This may not be relevant to your situation, but my WB had a very on/off progress in his early years of training. He was smart and willing and I had to keep introducing new things because I didn’t want him deciding that where we were was how things were done. Especially in dressage we are asking for things to get better in increments.
Sometimes that meant three steps of a thing. Keeping the hard things short, and praising the improvement I looked for without asking it to continue. My horse wanted to do the right thing and was anxious about new things, asking for reassurances when I told him he got it right. As his confidence and strength for the thing grew he would puff up proudly and continue doing it when I told him he got it right.
This looked like teach the thing (LY, SI, etc) and then use the thing to address specific weakness. That might mean going from trot to walk to use a few steps of SF to fix a dropped shoulder, returning to trot, and asking for SF in trot when the shoulder dropped again, and dropping back to walk if needed to get the SF. Not in a rapid fire way, only as quickly as he could mentally handle. It looked like patterns that had frequent changes of direction built in, which prevented overworking muscles and would help interrupt resistance through the body (101 Dressage Exercises - Needlepoint is a great example as gait and position can be varied almost endlessly within the pattern).
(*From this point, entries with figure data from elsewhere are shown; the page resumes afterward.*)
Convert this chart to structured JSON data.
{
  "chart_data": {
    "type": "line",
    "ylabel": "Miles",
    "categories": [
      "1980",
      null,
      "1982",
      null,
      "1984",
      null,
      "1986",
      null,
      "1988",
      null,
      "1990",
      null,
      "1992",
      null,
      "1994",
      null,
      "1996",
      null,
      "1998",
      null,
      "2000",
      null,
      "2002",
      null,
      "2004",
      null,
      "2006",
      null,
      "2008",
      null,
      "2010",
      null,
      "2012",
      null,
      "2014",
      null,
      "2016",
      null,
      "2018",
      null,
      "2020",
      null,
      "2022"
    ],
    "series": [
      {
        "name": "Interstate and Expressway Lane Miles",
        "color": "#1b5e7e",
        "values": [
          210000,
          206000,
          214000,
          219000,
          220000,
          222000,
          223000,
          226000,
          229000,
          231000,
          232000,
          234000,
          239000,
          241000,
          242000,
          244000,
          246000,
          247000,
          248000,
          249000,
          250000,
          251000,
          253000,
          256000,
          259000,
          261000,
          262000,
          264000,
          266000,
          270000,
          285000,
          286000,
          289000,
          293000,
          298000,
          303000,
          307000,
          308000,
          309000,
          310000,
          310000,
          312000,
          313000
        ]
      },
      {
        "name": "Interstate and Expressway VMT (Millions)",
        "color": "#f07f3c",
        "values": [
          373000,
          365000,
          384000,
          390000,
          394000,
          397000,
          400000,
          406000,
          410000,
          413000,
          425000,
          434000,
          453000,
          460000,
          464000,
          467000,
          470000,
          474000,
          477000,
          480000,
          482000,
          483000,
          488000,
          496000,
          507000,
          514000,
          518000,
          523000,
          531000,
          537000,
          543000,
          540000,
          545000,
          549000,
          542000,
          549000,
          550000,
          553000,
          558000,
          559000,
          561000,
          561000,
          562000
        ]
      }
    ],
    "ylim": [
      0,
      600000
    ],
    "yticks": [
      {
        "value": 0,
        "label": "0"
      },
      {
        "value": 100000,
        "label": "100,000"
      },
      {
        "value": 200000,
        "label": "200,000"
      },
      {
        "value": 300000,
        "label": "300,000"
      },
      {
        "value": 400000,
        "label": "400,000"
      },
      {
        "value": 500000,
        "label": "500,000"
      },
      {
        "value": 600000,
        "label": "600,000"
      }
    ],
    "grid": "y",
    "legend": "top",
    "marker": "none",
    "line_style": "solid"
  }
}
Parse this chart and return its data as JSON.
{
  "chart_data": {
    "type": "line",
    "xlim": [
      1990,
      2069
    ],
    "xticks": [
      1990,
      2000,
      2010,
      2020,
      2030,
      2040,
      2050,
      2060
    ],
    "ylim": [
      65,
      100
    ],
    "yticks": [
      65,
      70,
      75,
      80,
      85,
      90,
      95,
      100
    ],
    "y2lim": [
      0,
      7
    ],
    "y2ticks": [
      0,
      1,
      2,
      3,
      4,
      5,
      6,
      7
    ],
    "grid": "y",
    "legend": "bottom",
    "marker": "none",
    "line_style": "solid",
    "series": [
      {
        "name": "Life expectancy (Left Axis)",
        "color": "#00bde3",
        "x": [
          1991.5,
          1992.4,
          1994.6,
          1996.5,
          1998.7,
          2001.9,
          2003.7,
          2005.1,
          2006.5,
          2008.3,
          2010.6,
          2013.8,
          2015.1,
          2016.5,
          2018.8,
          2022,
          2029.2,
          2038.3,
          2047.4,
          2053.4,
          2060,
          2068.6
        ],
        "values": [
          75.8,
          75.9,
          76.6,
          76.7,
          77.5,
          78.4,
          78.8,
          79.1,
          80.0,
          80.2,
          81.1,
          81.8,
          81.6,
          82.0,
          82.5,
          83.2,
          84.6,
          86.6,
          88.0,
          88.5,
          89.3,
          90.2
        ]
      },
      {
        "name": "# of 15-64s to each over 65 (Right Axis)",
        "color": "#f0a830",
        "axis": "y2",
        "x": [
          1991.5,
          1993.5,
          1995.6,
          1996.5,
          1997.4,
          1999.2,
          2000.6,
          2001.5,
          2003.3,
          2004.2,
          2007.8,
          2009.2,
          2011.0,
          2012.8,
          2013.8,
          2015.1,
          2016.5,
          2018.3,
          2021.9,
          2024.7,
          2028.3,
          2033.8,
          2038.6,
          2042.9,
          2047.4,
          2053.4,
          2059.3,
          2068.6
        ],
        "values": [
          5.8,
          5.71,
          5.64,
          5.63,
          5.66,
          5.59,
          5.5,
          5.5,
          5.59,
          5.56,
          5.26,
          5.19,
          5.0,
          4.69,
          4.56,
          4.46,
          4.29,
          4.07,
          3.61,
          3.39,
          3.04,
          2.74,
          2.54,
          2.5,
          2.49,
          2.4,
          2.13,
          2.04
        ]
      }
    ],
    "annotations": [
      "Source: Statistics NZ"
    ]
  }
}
When I finally managed to get the stuff that was constantly interrupting his progress sorted out, I was surprised at just how much he did know and how easily he could put it together.
I’m sure you know the theory of doing the hard thing for a short time between lots of breaks doing easy things, but maybe your short time isn’t short enough for her. Your mare might also be getting stuck in the mindset of thinking she knows how things are supposed to go better than you do.
My lease horse was like that after a year of WTC with a barn kid who didn’t know more themselves. This horse kept telling me I was wrong and that what I was asking (trot and bend simultaneously) was impossible. Once he figured out that I was wanting the different thing, and he could do it, he opened up and tried to figure out what I was asking for when I asked for something new.
I have met horses who know their job and were not open to changing any part of it. I think that’s something we have to be careful to avoid with these smart youngsters when riding the line between building the strength and asking for more. Making the easier things harder by doing something like riding patterns on sloped ground can help by giving built in opportunities to do things like balance and rate speed going downslope, and balance and push going upslope.